そのため、交渉を調停委員任せにしていると、貸金業者から一方的に不利な調停案を押し付けられるおそれもあります。
したがって、特定調停においても、適切な内容で調停を成立させるためには交渉力が必要となります。
特定調停の利用条件を満たさないときに借金を解決する方法
特定調停の利用条件を満たさない場合でも、借金問題の解決が不可能となるわけではありません。
債務整理の方法は他にもあります。以下のように、ケースに応じた解決方法が考えられます。
返済不能な多額の借金がある場合
多額の借金を抱えて返済不能な場合は、自己破産または個人再生が適しています。
自己破産によって免責が許可されると、すべての借金が免除されます。ただし、財産を処分する必要があったり、手続き中は一定の職業に就けなくなるなどのデメリットもあります。
個人再生の場合は、これらのデメリットなしに借金を大幅に減額することが可能です。ただ、やはり3年~5年の間は返済を継続しなければならないので、ある程度の収入は必要です。
裁判所への出廷が不可能な場合
裁判所への出廷が不可能なために特定調停を利用できないという場合は、任意整理を選択するとよいでしょう。

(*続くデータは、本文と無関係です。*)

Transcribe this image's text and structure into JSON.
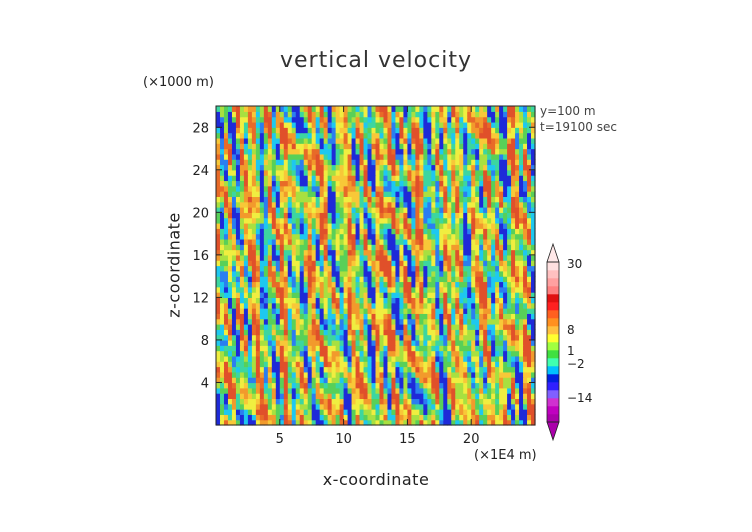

任意整理とは、特定調停とほぼ同じような手続きを、裁判所を介さずに貸金業者と直接話し合うことによって行うものです。
貸金業者との交渉は電話や手紙によって行われるので、仕事を休めない人や、家事や育児・介護から手を離せない人も利用可能です。
自分で交渉する自信がない場合
自分で貸金業者と適切に交渉する自信がない場合は、特定調停はもちろん、任意整理も適していません。

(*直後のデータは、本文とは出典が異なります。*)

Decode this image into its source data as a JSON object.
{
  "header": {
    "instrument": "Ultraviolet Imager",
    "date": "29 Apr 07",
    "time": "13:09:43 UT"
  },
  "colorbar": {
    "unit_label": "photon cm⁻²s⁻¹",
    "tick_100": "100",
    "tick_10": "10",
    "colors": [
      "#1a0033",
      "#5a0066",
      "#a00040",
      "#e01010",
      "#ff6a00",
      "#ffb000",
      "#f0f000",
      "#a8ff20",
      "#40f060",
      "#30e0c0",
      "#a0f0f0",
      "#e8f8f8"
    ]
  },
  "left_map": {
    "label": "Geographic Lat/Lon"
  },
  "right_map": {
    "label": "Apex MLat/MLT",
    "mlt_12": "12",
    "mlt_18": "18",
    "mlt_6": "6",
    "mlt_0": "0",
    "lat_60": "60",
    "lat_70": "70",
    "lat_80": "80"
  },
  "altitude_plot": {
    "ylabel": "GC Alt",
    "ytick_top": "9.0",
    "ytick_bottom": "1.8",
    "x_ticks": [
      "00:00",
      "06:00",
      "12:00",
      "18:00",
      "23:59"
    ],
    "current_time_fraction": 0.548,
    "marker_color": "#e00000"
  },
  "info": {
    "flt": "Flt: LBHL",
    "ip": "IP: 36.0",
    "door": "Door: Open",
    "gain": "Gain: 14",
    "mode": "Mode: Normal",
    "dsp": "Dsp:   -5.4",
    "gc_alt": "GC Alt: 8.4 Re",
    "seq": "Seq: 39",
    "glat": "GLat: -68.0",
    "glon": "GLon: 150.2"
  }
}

その場合は、個人再生か自己破産を選択することになるでしょう。どちらも法律に基づいて強制的に借金の減額や免除が認められる手続きなので、交渉力は不要です。
手続きは複雑ですが、正しく申し立てることができれば、借金問題を適切に解決することが可能です。
特定調停で弁護士・司法書士ができること
ここまで、特定調停をご自身で申し立てることを前提としてご説明してきました。しかし、弁護士・司法書士といった専門家に依頼すれば、以下のように状況が異なります。
・必要書類の準備や申し立て手続きを任せることができる
・調停期日に代理人として出廷してくれる
・専門家として適切に交渉してくれる
・弁護士・司法書士から受任通知を送付した時点で、取り立てがすぐに止まる
・専門的な立場から、最適な解決方法を提案してもらえる
特定調停の申し立て自体は難しくありませんが、借金問題を適切に解決するためには専門的な知識や交渉力も欠かせません。
そのため、特定調停を成功させるためには弁護士・司法書士といった専門家の力を借りることを強くおすすめします。
まとめ
特定調停の手続きは比較的簡単なので、少額の費用で借金を整理できると考えて、ご自身で申し立てる人が多いのも事実です。
しかし、この記事でお伝えしてきたように、返済できなくなった借金問題をご自身で適切に解決するのは簡単なことではありません。
専門家に相談すれば、申し立ての手続きや裁判所への出廷、貸金業者との交渉など、全面的にサポートを受けることができます。
専門家の力を借りて、特定調停を成功させましょう。